Zijn er dan situaties waarin overmacht relevant kan zijn voor een particuliere huurovereenkomst? De mogelijkheden zijn beperkt en hebben doorgaans te maken met de fysieke onmogelijkheid om het gehuurde te gebruiken.
- Vernietiging van het gehuurde: Als het appartementengebouw wordt verwoest door een brand, overstroming of gasexplosie (waarbij de huurder geen schuld heeft), verdwijnt het onderwerp van het contract — de woning zelf. In dat geval wordt de huurovereenkomst doorgaans ontbonden vanwege de onmogelijkheid voor de verhuurder om de woning te leveren. Dit is het duidelijkste voorbeeld van overmacht in de praktijk.
- Onteigening of cordon door de overheid: Als de overheid het pand in beslag neemt voor publiek gebruik, of als een gebouw voor lange tijd onder een ondoordringbare quarantaine of afzetting van gezondheids- of veiligheidsautoriteiten wordt geplaatst, kan worden aangevoerd dat het voor de verhuurder onmogelijk is om de huurder te voorzien van het 'rustig genot' van het gehuurde. Dit zou mogelijk een force majeure-clausule kunnen activeren, wat kan leiden tot opschorting of beëindiging van de huurovereenkomst.
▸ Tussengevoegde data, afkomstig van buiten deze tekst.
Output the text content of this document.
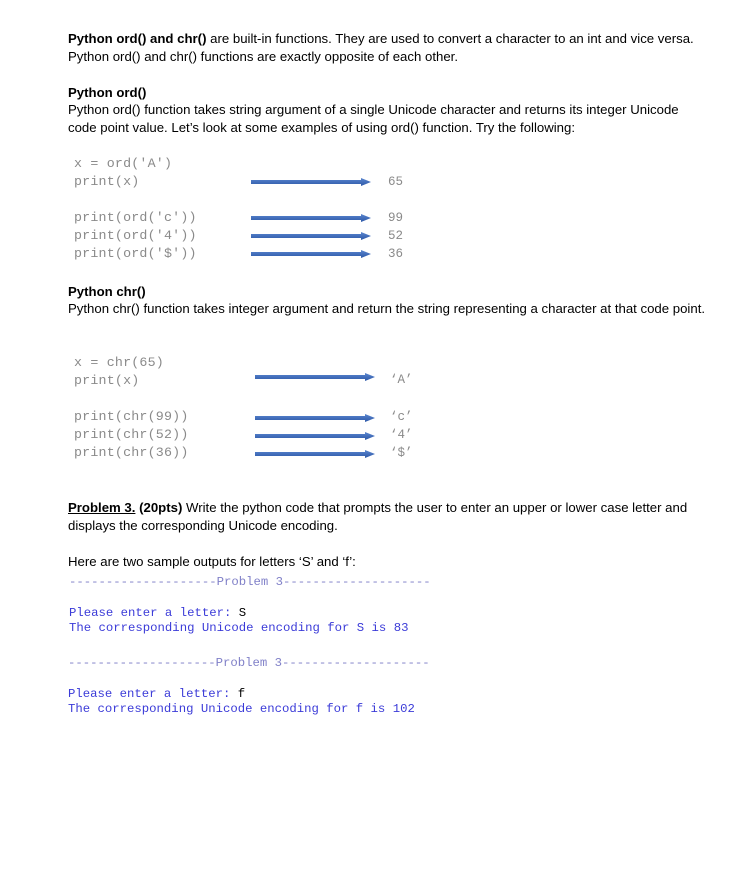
Python ord() and chr() are built-in functions. They are used to convert a character to an int and vice versa. Python ord() and chr() functions are exactly opposite of each other.

Python ord()

Python ord() function takes string argument of a single Unicode character and returns its integer Unicode code point value. Let’s look at some examples of using ord() function. Try the following:

x = ord('A')
print(x)	65
print(ord('c'))
print(ord('4'))
print(ord('$'))
99
52
36

Python chr()

Python chr() function takes integer argument and return the string representing a character at that code point.

x = chr(65)
print(x)	‘A’
print(chr(99))
print(chr(52))
print(chr(36))
‘c’
‘4’
‘$’

Problem 3. (20pts) Write the python code that prompts the user to enter an upper or lower case letter and displays the corresponding Unicode encoding.

Here are two sample outputs for letters ‘S’ and ‘f’:

--------------------Problem 3--------------------
Please enter a letter: S
The corresponding Unicode encoding for S is 83
--------------------Problem 3--------------------
Please enter a letter: f
The corresponding Unicode encoding for f is 102
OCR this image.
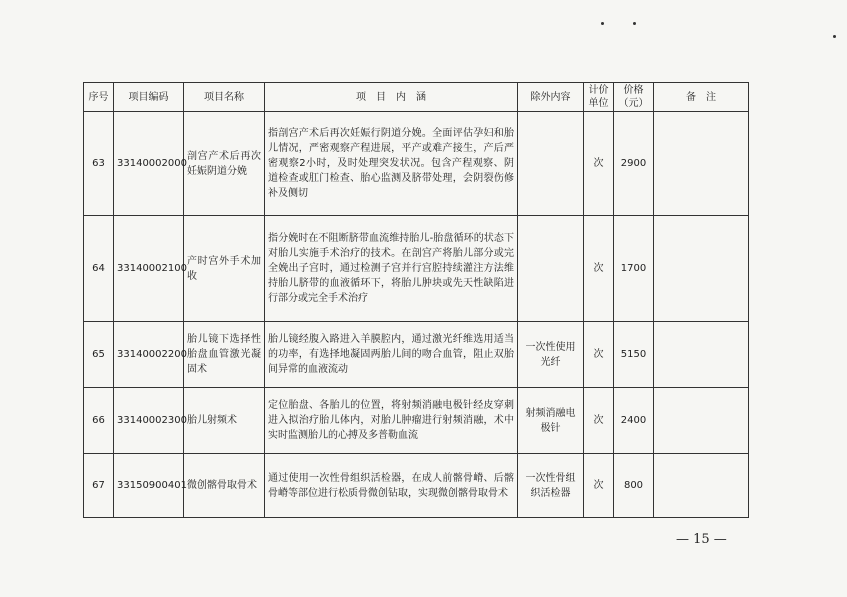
序号	项目编码	项目名称	项　目　内　涵	除外内容	计价单位	价格（元）	备　注
63	33140002000	剖宫产术后再次妊娠阴道分娩	指剖宫产术后再次妊娠行阴道分娩。全面评估孕妇和胎儿情况，严密观察产程进展，平产或难产接生，产后严密观察2小时，及时处理突发状况。包含产程观察、阴道检查或肛门检查、胎心监测及脐带处理，会阴裂伤修补及侧切		次	2900	
64	33140002100	产时宫外手术加收	指分娩时在不阻断脐带血流维持胎儿-胎盘循环的状态下对胎儿实施手术治疗的技术。在剖宫产将胎儿部分或完全娩出子宫时，通过检测子宫并行宫腔持续灌注方法维持胎儿脐带的血液循环下，将胎儿肿块或先天性缺陷进行部分或完全手术治疗		次	1700	
65	33140002200	胎儿镜下选择性胎盘血管激光凝固术	胎儿镜经腹入路进入羊膜腔内，通过激光纤维选用适当的功率，有选择地凝固两胎儿间的吻合血管，阻止双胎间异常的血液流动	一次性使用光纤	次	5150	
66	33140002300	胎儿射频术	定位胎盘、各胎儿的位置，将射频消融电极针经皮穿刺进入拟治疗胎儿体内，对胎儿肿瘤进行射频消融，术中实时监测胎儿的心搏及多普勒血流	射频消融电极针	次	2400	
67	33150900401	微创髂骨取骨术	通过使用一次性骨组织活检器，在成人前髂骨嵴、后髂骨嵴等部位进行松质骨微创钻取，实现微创髂骨取骨术	一次性骨组织活检器	次	800	
— 15 —
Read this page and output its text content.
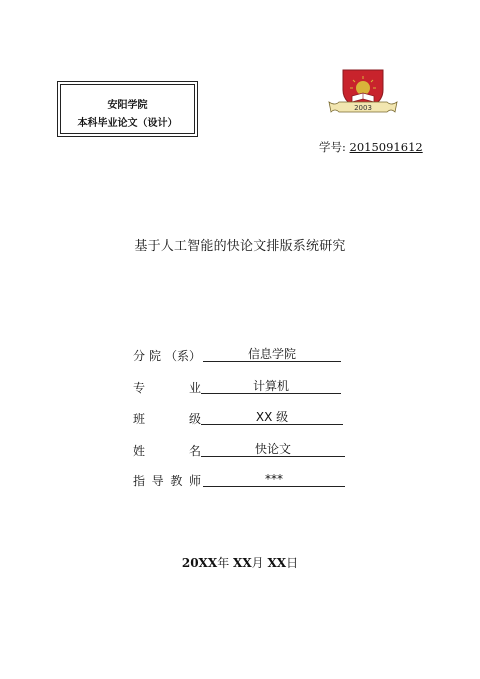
安阳学院
本科毕业论文（设计）
2003
学号: 2015091612
基于人工智能的快论文排版系统研究
分 院 （系）	信息学院
专	业	计算机
班	级	XX 级
姓	名	快论文
指 导 教 师	***
20XX年 XX月 XX日
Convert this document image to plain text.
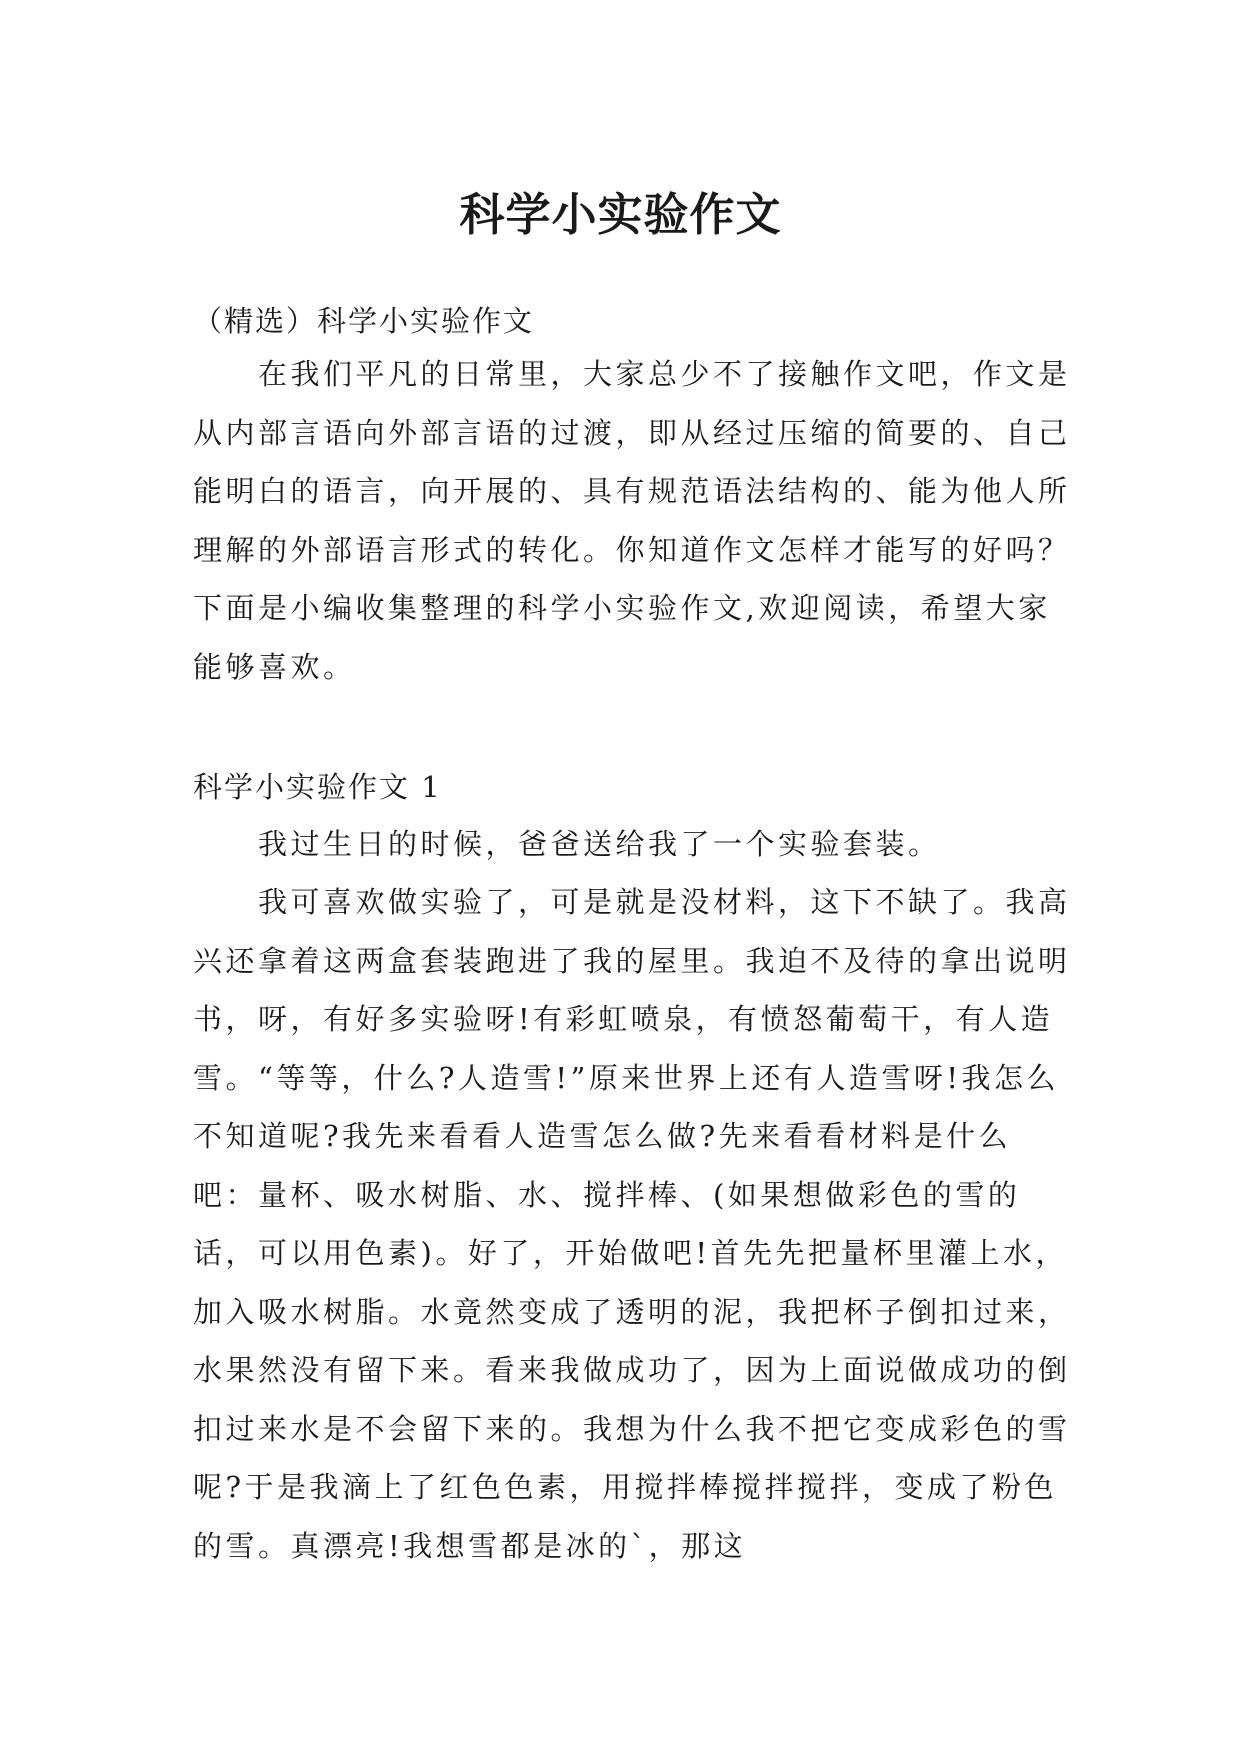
科学小实验作文

（精选）科学小实验作文

在我们平凡的日常里，大家总少不了接触作文吧，作文是从内部言语向外部言语的过渡，即从经过压缩的简要的、自己能明白的语言，向开展的、具有规范语法结构的、能为他人所理解的外部语言形式的转化。你知道作文怎样才能写的好吗？下面是小编收集整理的科学小实验作文,欢迎阅读，希望大家能够喜欢。

科学小实验作文 1

我过生日的时候，爸爸送给我了一个实验套装。

我可喜欢做实验了，可是就是没材料，这下不缺了。我高兴还拿着这两盒套装跑进了我的屋里。我迫不及待的拿出说明书，呀，有好多实验呀!有彩虹喷泉，有愤怒葡萄干，有人造雪。“等等，什么?人造雪!”原来世界上还有人造雪呀!我怎么不知道呢?我先来看看人造雪怎么做?先来看看材料是什么吧：量杯、吸水树脂、水、搅拌棒、(如果想做彩色的雪的话，可以用色素)。好了，开始做吧!首先先把量杯里灌上水，加入吸水树脂。水竟然变成了透明的泥，我把杯子倒扣过来，水果然没有留下来。看来我做成功了，因为上面说做成功的倒扣过来水是不会留下来的。我想为什么我不把它变成彩色的雪呢?于是我滴上了红色色素，用搅拌棒搅拌搅拌，变成了粉色的雪。真漂亮!我想雪都是冰的`，那这
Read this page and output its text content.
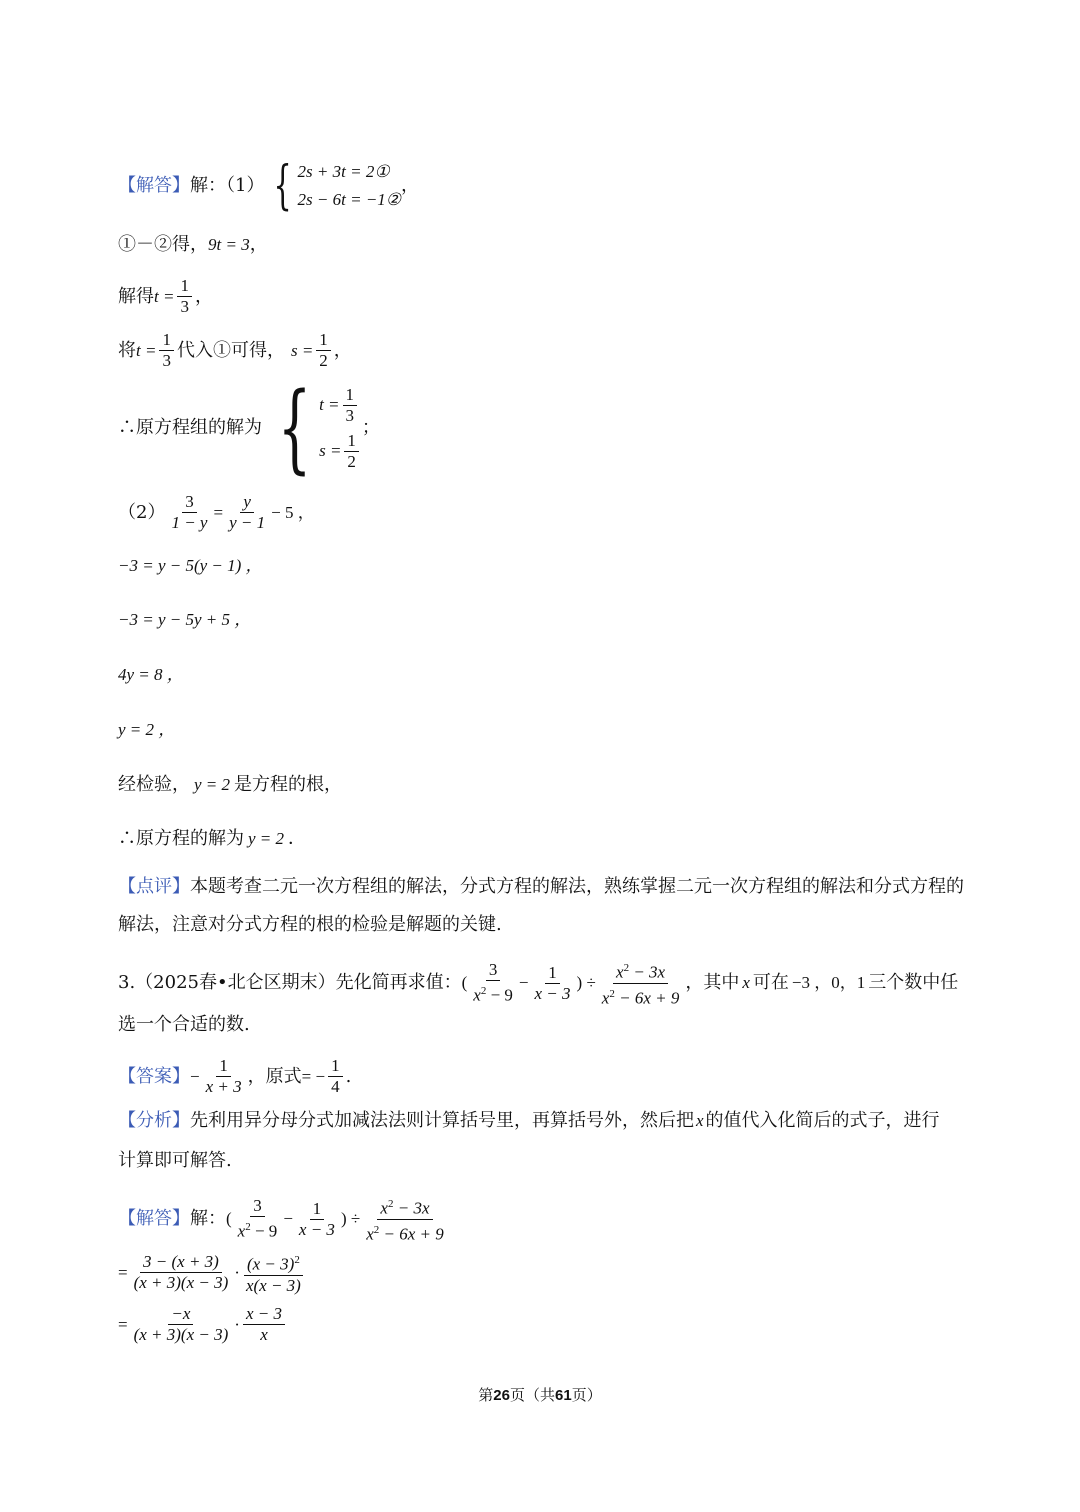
【解答】 解：（1） { 2s + 3t = 2①
2s − 6t = −1②
，
①－②得， 9t = 3 ，
解得 $t = \frac{1}{3}$ ，
将 $t = \frac{1}{3}$ 代入①可得， $s = \frac{1}{2}$ ，
∴原方程组的解为 { $t = \frac{1}{3}$
$s = \frac{1}{2}$
；
$(2) \frac{3}{1 - y} = \frac{y}{y - 1} - 5$ ，
−3 = y − 5(y − 1) ，
−3 = y − 5y + 5 ，
4y = 8 ，
y = 2 ，
经检验， y = 2 是方程的根，
∴原方程的解为 y = 2 ．
【点评】本题考查二元一次方程组的解法，分式方程的解法，熟练掌握二元一次方程组的解法和分式方程的解法，注意对分式方程的根的检验是解题的关键.
3.（2025春•北仑区期末）先化简再求值： ( $\frac{3}{x^2 - 9} - \frac{1}{x - 3}$ ) ÷ $\frac{x^2 - 3x}{x^2 - 6x + 9}$ ，其中 x 可在 −3 ，0，1 三个数中任
选一个合适的数.
【答案】 − $\frac{1}{x + 3}$ ，原式 = − $\frac{1}{4}$ .
【分析】 先利用异分母分式加减法法则计算括号里，再算括号外，然后把 x 的值代入化简后的式子，进行
计算即可解答.
【解答】 解： ( $\frac{3}{x^2 - 9} - \frac{1}{x - 3}$ ) ÷ $\frac{x^2 - 3x}{x^2 - 6x + 9}$
= $\frac{3 - (x + 3)}{(x + 3)(x - 3)} \cdot \frac{(x - 3)^2}{x(x - 3)}$
= $\frac{-x}{(x + 3)(x - 3)} \cdot \frac{x - 3}{x}$
第26页（共61页）
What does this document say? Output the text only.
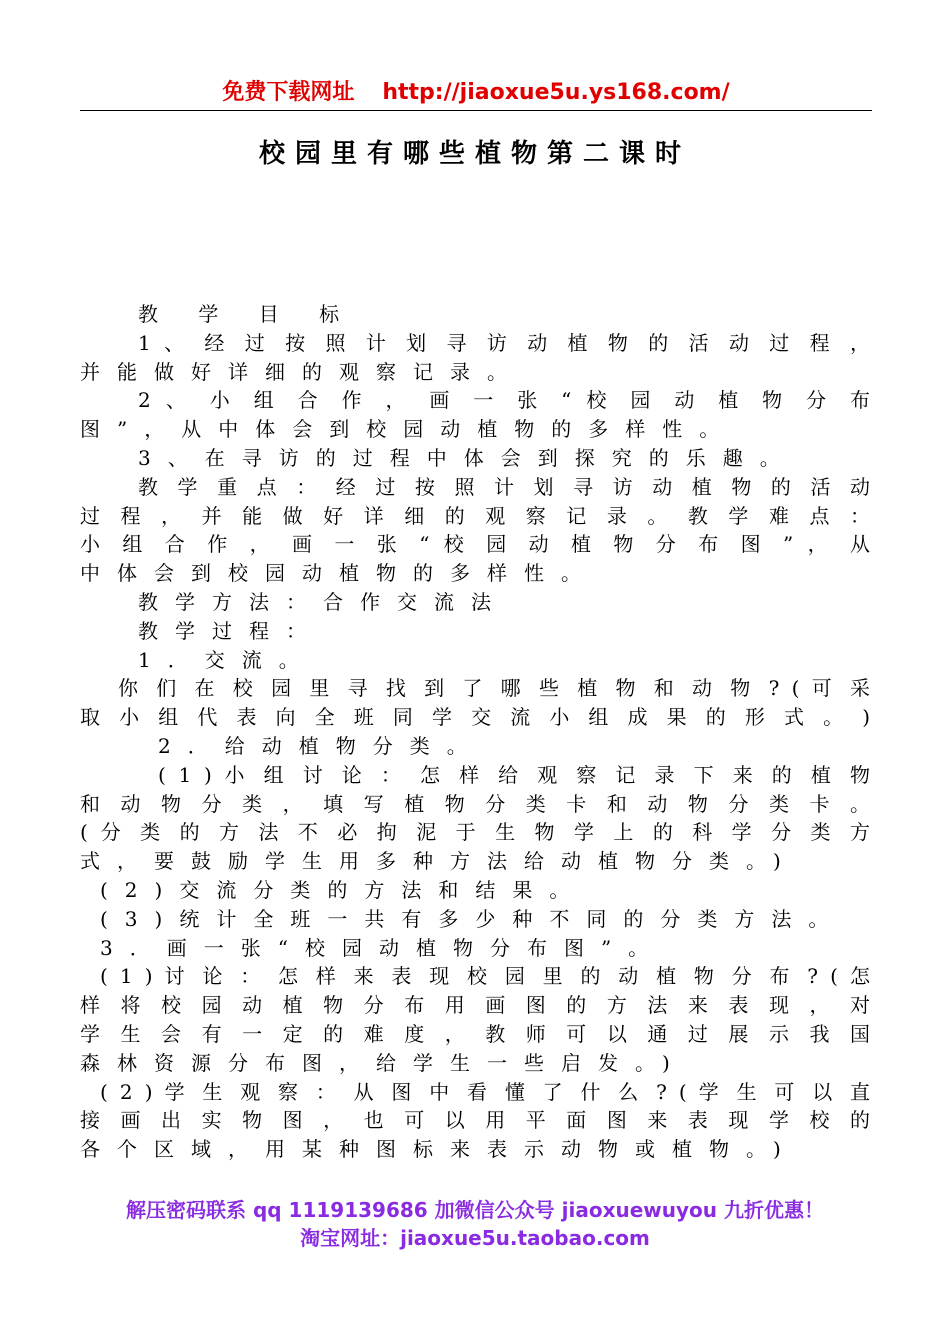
免费下载网址 http://jiaoxue5u.ys168.com/
校园里有哪些植物第二课时
教 学 目 标
1 、 经 过 按 照 计 划 寻 访 动 植 物 的 活 动 过 程 ，
并能做好详细的观察记录。
2 、 小 组 合 作 ， 画 一 张 “ 校 园 动 植 物 分 布
图”，从中体会到校园动植物的多样性。
3、在寻访的过程中体会到探究的乐趣。
教 学 重 点 ： 经 过 按 照 计 划 寻 访 动 植 物 的 活 动
过 程 ， 并 能 做 好 详 细 的 观 察 记 录 。 教 学 难 点 ：
小 组 合 作 ， 画 一 张 “ 校 园 动 植 物 分 布 图 ” ， 从
中体会到校园动植物的多样性。
教学方法：合作交流法
教学过程：
1．交流。
你 们 在 校 园 里 寻 找 到 了 哪 些 植 物 和 动 物 ? ( 可 采
取 小 组 代 表 向 全 班 同 学 交 流 小 组 成 果 的 形 式 。 )
2．给动植物分类。
( 1 ) 小 组 讨 论 ： 怎 样 给 观 察 记 录 下 来 的 植 物
和 动 物 分 类 ， 填 写 植 物 分 类 卡 和 动 物 分 类 卡 。
( 分 类 的 方 法 不 必 拘 泥 于 生 物 学 上 的 科 学 分 类 方
式，要鼓励学生用多种方法给动植物分类。)
(2)交流分类的方法和结果。
(3)统计全班一共有多少种不同的分类方法。
3．画一张“校园动植物分布图”。
( 1 ) 讨 论 ： 怎 样 来 表 现 校 园 里 的 动 植 物 分 布 ? ( 怎
样 将 校 园 动 植 物 分 布 用 画 图 的 方 法 来 表 现 ， 对
学 生 会 有 一 定 的 难 度 ， 教 师 可 以 通 过 展 示 我 国
森林资源分布图，给学生一些启发。)
( 2 ) 学 生 观 察 ： 从 图 中 看 懂 了 什 么 ? ( 学 生 可 以 直
接 画 出 实 物 图 ， 也 可 以 用 平 面 图 来 表 现 学 校 的
各个区域，用某种图标来表示动物或植物。)
解压密码联系 qq 1119139686 加微信公众号 jiaoxuewuyou 九折优惠！
淘宝网址：jiaoxue5u.taobao.com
Zelfs in deze extreme gevallen is de uitkomst niet automatisch. De specifieke bewoording van de overmachtsclausule in het contract, indien aanwezig, zal nauwkeurig worden beoordeeld. Als geen clausule is opgenomen, gelden de algemene beginselen van overmacht in het Burgerlijk Wetboek. Voor de gemiddelde huurder met financiële problemen is de belangrijkste conclusie dat overmacht juridisch gezien een onwaarschijnlijke route is en geen praktisch instrument om huurbetalingen te regelen. Andere wegen, zoals het onderhandelen over een afbetalingsregeling met de verhuurder of het zoeken van gemeentelijke schuldhulpverlening, zijn veel realistischer en effectievere oplossingen.